Although the band reached mainstream success with their 2007 album, 'Welcome to the Night Sky,' Campbell says their writing process hasn't changed.
Some of the new songs, like 'Mausoleum' or' Trace Decay,' aren't particularly radio-friendly because they're too long, Bigelow says. But there are catchy tunes such as 'A Terrible Man,' which he describes as having a catchy melody while being short enough for radio audiences.
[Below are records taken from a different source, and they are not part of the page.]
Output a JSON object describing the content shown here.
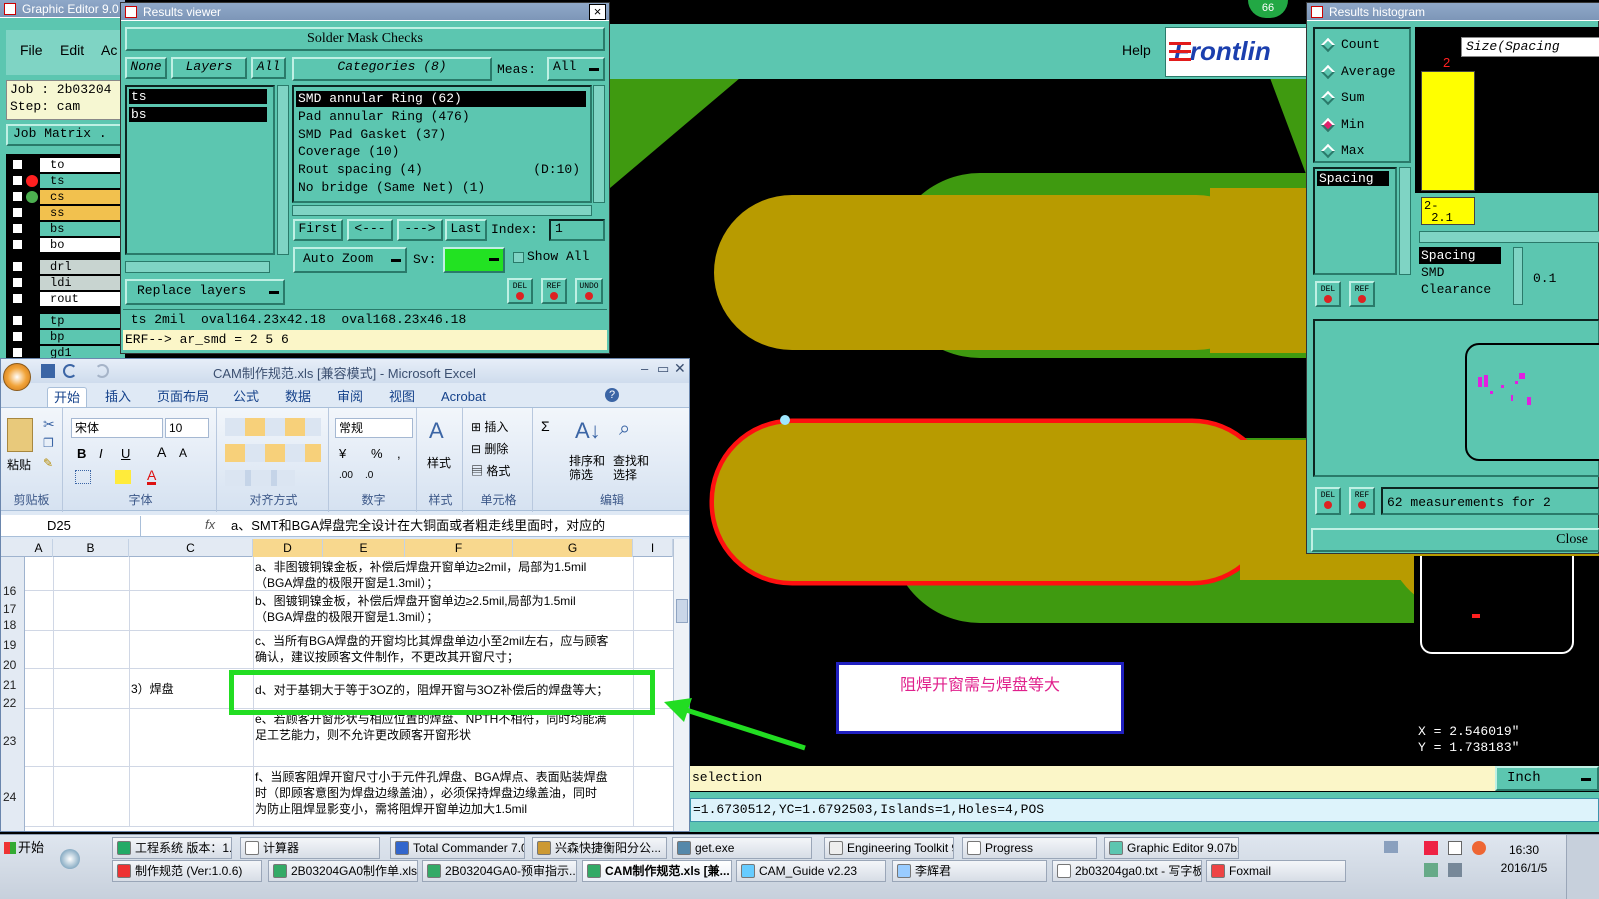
{
  "graphic_editor": {
    "title": "Graphic Editor 9.0",
    "menu": [
      "File",
      "Edit",
      "Ac"
    ],
    "help": "Help",
    "brand": "Frontlin",
    "job": "Job : 2b03204",
    "step": "Step: cam",
    "job_matrix": "Job Matrix .",
    "layers": [
      {
        "name": "to",
        "color": "#ffffff"
      },
      {
        "name": "ts",
        "color": "#5cc6b0"
      },
      {
        "name": "cs",
        "color": "#f2c14e"
      },
      {
        "name": "ss",
        "color": "#f2c14e"
      },
      {
        "name": "bs",
        "color": "#5cc6b0"
      },
      {
        "name": "bo",
        "color": "#ffffff"
      },
      {
        "name": "drl",
        "color": "#c8d4d0"
      },
      {
        "name": "ldi",
        "color": "#c8d4d0"
      },
      {
        "name": "rout",
        "color": "#ffffff"
      },
      {
        "name": "tp",
        "color": "#5cc6b0"
      },
      {
        "name": "bp",
        "color": "#5cc6b0"
      },
      {
        "name": "gd1",
        "color": "#5cc6b0"
      }
    ],
    "badge": "66",
    "selection_label": "selection",
    "status_line": "=1.6730512,YC=1.6792503,Islands=1,Holes=4,POS",
    "units": "Inch",
    "coord_x": "X = 2.546019\"",
    "coord_y": "Y = 1.738183\"",
    "annotation": "阻焊开窗需与焊盘等大"
  },
  "results_viewer": {
    "title": "Results viewer",
    "close": "×",
    "heading": "Solder Mask Checks",
    "btn_none": "None",
    "btn_layers": "Layers",
    "btn_all": "All",
    "categories_label": "Categories (8)",
    "meas_label": "Meas:",
    "meas_value": "All",
    "layer_list": [
      "ts",
      "bs"
    ],
    "categories": [
      {
        "text": "SMD annular Ring (62)",
        "extra": ""
      },
      {
        "text": "Pad annular Ring (476)",
        "extra": ""
      },
      {
        "text": "SMD Pad Gasket (37)",
        "extra": ""
      },
      {
        "text": "Coverage (10)",
        "extra": ""
      },
      {
        "text": "Rout spacing (4)",
        "extra": "(D:10)"
      },
      {
        "text": "No bridge (Same Net) (1)",
        "extra": ""
      }
    ],
    "nav": {
      "first": "First",
      "prev": "<---",
      "next": "--->",
      "last": "Last",
      "index_label": "Index:",
      "index_value": "1"
    },
    "auto_zoom": "Auto Zoom",
    "sv_label": "Sv:",
    "show_all": "Show All",
    "replace_layers": "Replace layers",
    "small_btns": [
      "DEL",
      "REF",
      "UNDO"
    ],
    "info_line": " ts 2mil  oval164.23x42.18  oval168.23x46.18",
    "erf_line": "ERF--> ar_smd = 2 5 6"
  },
  "histogram": {
    "title": "Results histogram",
    "options": [
      {
        "label": "Count",
        "selected": false
      },
      {
        "label": "Average",
        "selected": false
      },
      {
        "label": "Sum",
        "selected": false
      },
      {
        "label": "Min",
        "selected": true
      },
      {
        "label": "Max",
        "selected": false
      }
    ],
    "header_field": "Size(Spacing",
    "bar_label": "2",
    "range_label": "2-\n 2.1",
    "list_selected": "Spacing",
    "list2": [
      "Spacing",
      "SMD",
      "Clearance"
    ],
    "value": "0.1",
    "measurements": "62 measurements for 2",
    "close": "Close",
    "small_btns": [
      "DEL",
      "REF"
    ]
  },
  "excel": {
    "title": "CAM制作规范.xls [兼容模式] - Microsoft Excel",
    "tabs": [
      "开始",
      "插入",
      "页面布局",
      "公式",
      "数据",
      "审阅",
      "视图",
      "Acrobat"
    ],
    "groups": {
      "clipboard": "剪贴板",
      "font": "字体",
      "align": "对齐方式",
      "number": "数字",
      "style": "样式",
      "cells": "单元格",
      "edit": "编辑"
    },
    "paste": "粘贴",
    "font_name": "宋体",
    "font_size": "10",
    "number_format": "常规",
    "style_btn": "样式",
    "insert": "插入",
    "delete": "删除",
    "format": "格式",
    "sort": "排序和\n筛选",
    "find": "查找和\n选择",
    "name_box": "D25",
    "formula": "a、SMT和BGA焊盘完全设计在大铜面或者粗走线里面时，对应的",
    "columns": [
      "A",
      "B",
      "C",
      "D",
      "E",
      "F",
      "G",
      "I"
    ],
    "rows": [
      {
        "num": "16",
        "c": "",
        "d1": "a、非图镀铜镍金板，补偿后焊盘开窗单边≥2mil，局部为1.5mil",
        "d2": "（BGA焊盘的极限开窗是1.3mil）；"
      },
      {
        "num": "17",
        "c": "",
        "d1": "b、图镀铜镍金板，补偿后焊盘开窗单边≥2.5mil,局部为1.5mil",
        "d2": "（BGA焊盘的极限开窗是1.3mil）；"
      },
      {
        "num": "19",
        "c": "",
        "d1": "c、当所有BGA焊盘的开窗均比其焊盘单边小至2mil左右，应与顾客",
        "d2": "确认，建议按顾客文件制作，不更改其开窗尺寸；"
      },
      {
        "num": "21",
        "c": "3）焊盘",
        "d1": "d、对于基铜大于等于3OZ的，阻焊开窗与3OZ补偿后的焊盘等大；",
        "d2": ""
      },
      {
        "num": "23",
        "c": "",
        "d1": "e、若顾客开窗形状与相应位置的焊盘、NPTH不相符，同时均能满",
        "d2": "足工艺能力，则不允许更改顾客开窗形状"
      },
      {
        "num": "24",
        "c": "",
        "d1": "f、当顾客阻焊开窗尺寸小于元件孔焊盘、BGA焊点、表面贴装焊盘",
        "d2": "时（即顾客意图为焊盘边缘盖油），必须保持焊盘边缘盖油，同时",
        "d3": "为防止阻焊显影变小，需将阻焊开窗单边加大1.5mil"
      }
    ],
    "extra_row_nums": [
      "18",
      "20",
      "22"
    ]
  },
  "taskbar": {
    "start": "开始",
    "row1": [
      "工程系统  版本：1...",
      "计算器",
      "Total Commander 7.0 ...",
      "兴森快捷衡阳分公...",
      "get.exe",
      "Engineering Toolkit 9....",
      "Progress",
      "Graphic Editor 9.07b2..."
    ],
    "row2": [
      "制作规范 (Ver:1.0.6)",
      "2B03204GA0制作单.xls ...",
      "2B03204GA0-预审指示...",
      "CAM制作规范.xls [兼...",
      "CAM_Guide v2.23",
      "李辉君",
      "2b03204ga0.txt - 写字板",
      "Foxmail"
    ],
    "time": "16:30",
    "date": "2016/1/5"
  },
  "colors": {
    "teal": "#5cc6b0",
    "pcb_green": "#3f9a10",
    "pad_gold": "#b89b00",
    "highlight_red": "#ff1010",
    "annotation_blue": "#2020c0",
    "annotation_text": "#e0208c",
    "callout_green": "#22dd22"
  }
}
"It just ends up that way. We do it because we like it," he says, explaining that, even without the attention and accolades it brought them, they were truly pleased with their breakthrough single 'Weighty Ghost.'
The band will be touring the US throughout June. They'll be back in Toronto on Aug. 28 supporting City and Colour, as well as Tegan and Sara, at the Molson Amphitheatre, and in Edmonton on Sept. 4 for the Sonic Boom festival.